Tale allegato prevede le seguenti priorità per il 2013, basate – si dice nel Preambolo della Decisione – sui criteri e le previsioni annuali dell’UNHCR:
  1. rifugiati congolesi nella regione dei grandi laghi (Burundi, Malawi, Ruanda, Zambia)
  2. rifugiati dall’Iraq in Turchia, Siria, Libano, Giordania
  3. rifugiati afgani in Turchia, Pakistan, Iran
  4. rifugiati somali in Etiopia
  5. rifugiati birmani in Bangladesh, Malesia e Thailandia
  6. rifugiati eritrei nel Sudan dell’Est


Un’altra novità è poi rappresentata da un cambio nelle regole alla base del sostegno finanziario.
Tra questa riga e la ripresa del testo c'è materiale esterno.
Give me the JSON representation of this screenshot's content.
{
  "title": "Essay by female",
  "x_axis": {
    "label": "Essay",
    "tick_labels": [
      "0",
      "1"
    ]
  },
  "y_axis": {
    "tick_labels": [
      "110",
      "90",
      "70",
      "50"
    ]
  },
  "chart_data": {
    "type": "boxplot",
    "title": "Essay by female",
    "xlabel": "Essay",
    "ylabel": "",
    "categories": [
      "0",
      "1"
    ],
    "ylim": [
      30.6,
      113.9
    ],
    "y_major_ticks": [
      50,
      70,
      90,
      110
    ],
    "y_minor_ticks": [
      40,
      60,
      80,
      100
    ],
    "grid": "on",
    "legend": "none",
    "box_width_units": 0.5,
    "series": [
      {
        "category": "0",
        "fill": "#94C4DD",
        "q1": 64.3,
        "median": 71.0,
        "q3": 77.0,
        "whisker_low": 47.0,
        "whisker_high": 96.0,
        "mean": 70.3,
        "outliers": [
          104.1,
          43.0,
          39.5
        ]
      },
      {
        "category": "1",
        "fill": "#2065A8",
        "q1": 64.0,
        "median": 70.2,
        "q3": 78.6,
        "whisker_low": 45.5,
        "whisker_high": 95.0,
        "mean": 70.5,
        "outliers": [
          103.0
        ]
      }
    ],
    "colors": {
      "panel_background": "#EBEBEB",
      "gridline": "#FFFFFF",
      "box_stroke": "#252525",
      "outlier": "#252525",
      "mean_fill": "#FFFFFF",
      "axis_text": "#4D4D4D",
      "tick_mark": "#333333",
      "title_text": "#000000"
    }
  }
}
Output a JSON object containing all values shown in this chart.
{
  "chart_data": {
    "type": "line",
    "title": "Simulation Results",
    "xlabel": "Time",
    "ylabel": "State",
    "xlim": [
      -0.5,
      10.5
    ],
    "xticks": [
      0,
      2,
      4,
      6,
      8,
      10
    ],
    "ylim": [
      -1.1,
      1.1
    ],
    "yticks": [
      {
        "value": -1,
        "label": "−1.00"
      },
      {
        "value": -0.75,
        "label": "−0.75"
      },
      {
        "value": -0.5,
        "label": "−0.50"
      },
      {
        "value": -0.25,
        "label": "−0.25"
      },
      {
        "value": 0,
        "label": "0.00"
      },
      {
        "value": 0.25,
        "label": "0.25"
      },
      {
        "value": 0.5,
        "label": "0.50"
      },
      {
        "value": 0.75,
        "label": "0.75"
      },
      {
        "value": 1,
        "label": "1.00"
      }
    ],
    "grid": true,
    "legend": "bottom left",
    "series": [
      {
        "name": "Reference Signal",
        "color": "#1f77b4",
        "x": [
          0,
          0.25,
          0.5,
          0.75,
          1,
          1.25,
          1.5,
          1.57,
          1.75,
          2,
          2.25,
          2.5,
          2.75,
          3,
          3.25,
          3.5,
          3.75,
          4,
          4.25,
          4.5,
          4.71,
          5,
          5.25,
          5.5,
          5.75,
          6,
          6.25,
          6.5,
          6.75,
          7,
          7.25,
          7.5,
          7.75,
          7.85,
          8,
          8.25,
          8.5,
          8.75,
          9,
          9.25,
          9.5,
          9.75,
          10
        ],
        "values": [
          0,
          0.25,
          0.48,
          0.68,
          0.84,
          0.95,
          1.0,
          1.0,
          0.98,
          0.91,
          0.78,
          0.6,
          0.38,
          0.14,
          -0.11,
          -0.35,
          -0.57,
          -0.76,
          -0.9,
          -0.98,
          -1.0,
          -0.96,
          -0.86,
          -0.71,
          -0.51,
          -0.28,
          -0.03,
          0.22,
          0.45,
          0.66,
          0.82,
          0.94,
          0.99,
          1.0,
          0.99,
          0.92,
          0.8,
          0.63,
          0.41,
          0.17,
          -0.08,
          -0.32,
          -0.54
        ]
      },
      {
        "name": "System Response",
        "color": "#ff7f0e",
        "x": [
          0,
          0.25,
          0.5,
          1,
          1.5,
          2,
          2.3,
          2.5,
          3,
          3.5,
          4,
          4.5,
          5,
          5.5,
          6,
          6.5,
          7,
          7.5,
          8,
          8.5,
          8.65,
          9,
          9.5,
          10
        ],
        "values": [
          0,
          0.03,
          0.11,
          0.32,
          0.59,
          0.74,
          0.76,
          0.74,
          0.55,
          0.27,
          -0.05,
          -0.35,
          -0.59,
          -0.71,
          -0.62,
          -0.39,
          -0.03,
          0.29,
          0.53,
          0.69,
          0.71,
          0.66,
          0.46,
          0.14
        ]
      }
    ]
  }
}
Al fine di invogliare gli Stati a partecipare al programma comune di reinsediamento, è previsto infatti che la somma per persona reinsediata sia di 4.000 euro per chi ha già ricevuto dal Fondo l’importo fisso per il reinsediamento più di una volta, di 5.000 per chi l’ha ricevuto solo una volta, di 6.000 per chi lo riceve per la prima volta.

Gli Stati dovranno, entro il 1° maggio 2012,comunicare alla Commissione la stima del numero di persone che reinsedieranno (suddivise nelle varie categorie), sulla base delle suddette priorità, nel corso del 2013.


Si noti infine che tali modifiche intervengono su un Fondo a cui resta solo poco più di un anno di vita. 
Abbiamo già dato conto tempo fa delle proposte avanzate dalla Commissione in materia di Fondi europei nel settore Affari Interni per il periodo 2014-2020. Per questo, le priorità elencate nella presente Decisione saranno valide solo per l’anno 2013, mentre, all’interno del nuovo strumento legislativo sarà inserito un meccanismo per stabilire le future priorità comuni UE per il reinsediamento.


NB: Irlanda e Danimarca non partecipano a tale Decisione e non ne sono vincolate, in virtù dei rispettivi Protocolli annessi ai Trattati. Il Regno Unito ha scelto di esserne vincolato.